TLR2/4-mediated NF-κB Pathway Combined with the Histone Modification Regulates β-defensins and Interleukins Expression by Sodium Phenyl Butyrate in Porcine Intestinal Epithelial Cells

Overview

Journal Food Nutr Res

Specialty Nutritional Sciences

Date 2018 Dec 22

PMID 30574051

Citations 3

Authors

Xiujing Dou

Junlan Han

Qiuyuan Ma

Baojing Cheng

Anshan Shan

Nan Gao

Yu Yang

Affiliations

Soon will be listed here.

Abstract

Background: Host defense peptides (HDPs) possess direct antibacterial, antineoplastic, and immunomodulatory abilities, playing a vital role in innate immunity. Dietary-regulated HDP holds immense potential as a novel pathway for preventing infection.
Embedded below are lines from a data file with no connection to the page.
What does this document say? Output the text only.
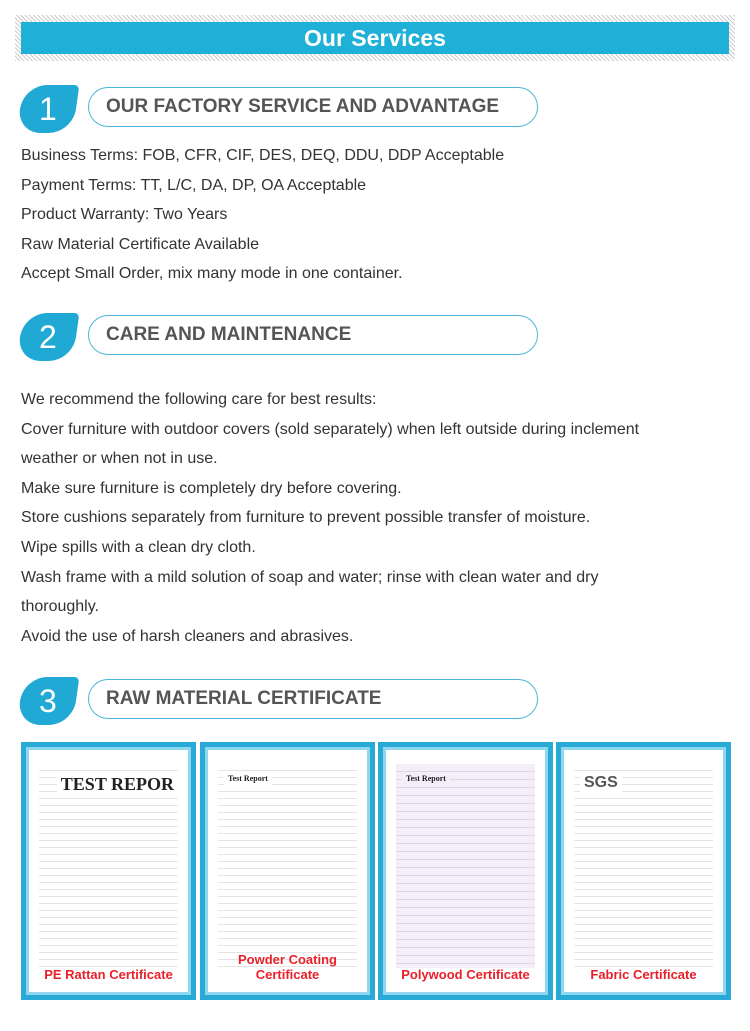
Our Services
1	OUR FACTORY SERVICE AND ADVANTAGE
Business Terms: FOB, CFR, CIF, DES, DEQ, DDU, DDP Acceptable
Payment Terms: TT, L/C, DA, DP, OA Acceptable
Product Warranty: Two Years
Raw Material Certificate Available
Accept Small Order, mix many mode in one container.
2	CARE AND MAINTENANCE
We recommend the following care for best results:
Cover furniture with outdoor covers (sold separately) when left outside during inclement
weather or when not in use.
Make sure furniture is completely dry before covering.
Store cushions separately from furniture to prevent possible transfer of moisture.
Wipe spills with a clean dry cloth.
Wash frame with a mild solution of soap and water; rinse with clean water and dry
thoroughly.
Avoid the use of harsh cleaners and abrasives.
3	RAW MATERIAL CERTIFICATE
TEST REPOR
PE Rattan Certificate
Test Report
Powder Coating Certificate
Test Report
Polywood Certificate
SGS
Fabric Certificate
Objective: In this study, we examined the regulation mechanism of HDPs (pEP2C, pBD-1, and pBD-3) and cytokines (IL-8 and IL-18) expression by sodium phenylbutyrate (PBA).

Design: The effects of PBA on HDP induction and the mechanism involved were studied in porcine intestinal epithelial cell lines (IPEC J2).

Results: In this study, the results showed that HDPs (pEP2C, pBD-1, and pBD-3) and cytokines (IL-8 and IL-18) expression was increased significantly upon stimulation with PBA in IPEC J2 cells. Furthermore, toll-like receptor 2 (TLR2) and TLR4 were required for the PBA-mediated upregulation of the HDPs. This process occurred and further activated the NF-κB pathway via the phosphorylation of p65 and an IκB α synthesis delay. Meanwhile, histone deacetylase (HDAC) inhibition and an increased phosphorylation of histone H3 on serine S10 also occurred in PBA-induced HDP expression independently with TLR2 and TLR4. Furthermore, p38-MAPK suppressed PBA-induced pEP2C, pBD-1 pBD-3, IL-8, and IL-18 expression, but ERK1/2 failed to abolish the regulation of pBD-3, IL-8, and IL-18. Moreover, epidermal growth factor receptor (EGFR) is involved in PBA-mediated HDP regulation.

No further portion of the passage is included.